Clostridium difficile isolates recovered from patients admitted to a teaching hospital in Japan over a 5-year period were analyzed. Two molecular typing systems, PCR ribotyping and pulsed-field gel electrophoresis (PFGE) analysis, were used. Twenty-six PCR ribotypes were found among the 148 isolates. The predominant type at our hospital appeared to shift during the study period, from PCR ribotype a in 2000 (15/33, 45%) to PCR ribotype f in 2004 (18/28, 64%). By using PFGE with thiourea added to both the gel and running buffer, all 148 Clostridium difficile isolates were successfully classified into 37 types and 61 subtypes.

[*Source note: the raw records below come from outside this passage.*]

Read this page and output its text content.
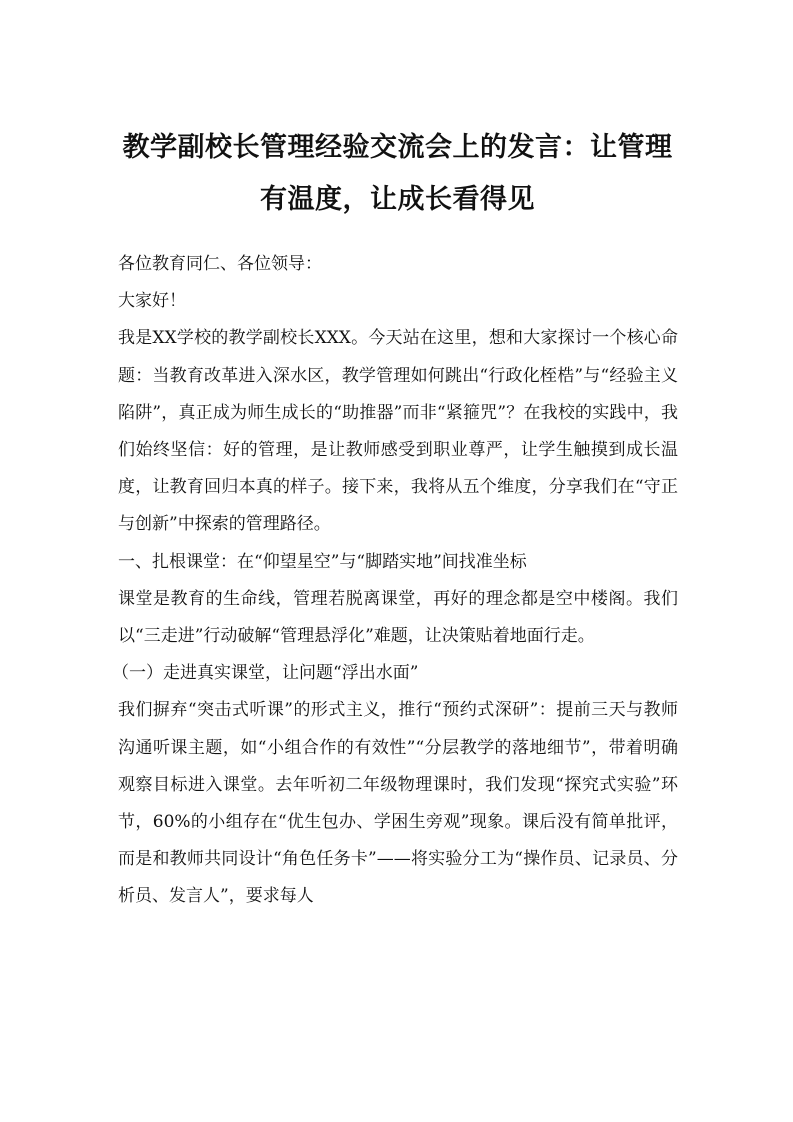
教学副校长管理经验交流会上的发言：让管理有温度，让成长看得见

各位教育同仁、各位领导：

大家好！

我是XX学校的教学副校长XXX。今天站在这里，想和大家探讨一个核心命题：当教育改革进入深水区，教学管理如何跳出“行政化桎梏”与“经验主义陷阱”，真正成为师生成长的“助推器”而非“紧箍咒”？在我校的实践中，我们始终坚信：好的管理，是让教师感受到职业尊严，让学生触摸到成长温度，让教育回归本真的样子。接下来，我将从五个维度，分享我们在“守正与创新”中探索的管理路径。

一、扎根课堂：在“仰望星空”与“脚踏实地”间找准坐标

课堂是教育的生命线，管理若脱离课堂，再好的理念都是空中楼阁。我们以“三走进”行动破解“管理悬浮化”难题，让决策贴着地面行走。

（一）走进真实课堂，让问题“浮出水面”

我们摒弃“突击式听课”的形式主义，推行“预约式深研”：提前三天与教师沟通听课主题，如“小组合作的有效性”“分层教学的落地细节”，带着明确观察目标进入课堂。去年听初二年级物理课时，我们发现“探究式实验”环节，60%的小组存在“优生包办、学困生旁观”现象。课后没有简单批评，而是和教师共同设计“角色任务卡”——将实验分工为“操作员、记录员、分析员、发言人”，要求每人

The PCR ribotype f isolates were further classified into four types and 11 subtypes by PFGE. The PFGE patterns of the 11 subtypes differed from each other by only 1 to 4 bands, suggesting that these differences might reflect genetic changes during patient-to-patient transmission over the 5-year period analyzed, and that PCR ribotype f isolates might be outbreak-related. In addition, the PCR ribotype f was identical to the PCR ribotype designated smz, which is reported to have caused multiple outbreaks in Japan. These results confirmed that PCR ribotype f (type smz) has specific virulence or survival factors that make it more likely to cause nosocomial outbreaks at Japanese hospitals. PCR ribotype 027, which has been reported to have caused recent outbreaks in North America and Europe, was recovered from one patient in this study; however, this strain was community-acquired. Our findings emphasize the importance of monitoring specific strains to control and prevent nosocomial infection.
对日本一家教学医院5年间收治患者分离出的艰难梭菌菌株进行了分析。采用了两种分子分型系统,即PCR核糖体分型和脉冲场凝胶电泳(PFGE)分析。在148株分离菌株中发现了26种PCR核糖体分型。在研究期间,我院的优势分型似乎发生了变化,从2000年的PCR核糖体分型a(15/33,45%)变为2004年的PCR核糖体分型f(18/28,64%)。通过在凝胶和运行缓冲液中添加硫脲的PFGE方法,所有148株艰难梭菌分离菌株成功分为37型和61个亚型。PCR核糖体分型f的分离菌株通过PFGE进一步分为4型和11个亚型。11个亚型的PFGE图谱彼此之间仅相差1至4条带,这表明这些差异可能反映了在分析的5年期间患者之间传播过程中的基因变化,并且PCR核糖体分型f的分离菌株可能与暴发有关。此外,PCR核糖体分型f与指定为smz的PCR核糖体分型相同,据报道该分型在日本已引起多次暴发。这些结果证实,PCR核糖体分型f(smz型)具有特定的毒力或生存因子,使其更有可能在日本医院引起医院感染暴发。在本研究中从一名患者身上分离出了PCR核糖体分型027,据报道该分型最近在北美和欧洲引起了暴发;然而,该菌株是社区获得性的。我们的研究结果强调了监测特定菌株以控制和预防医院感染的重要性。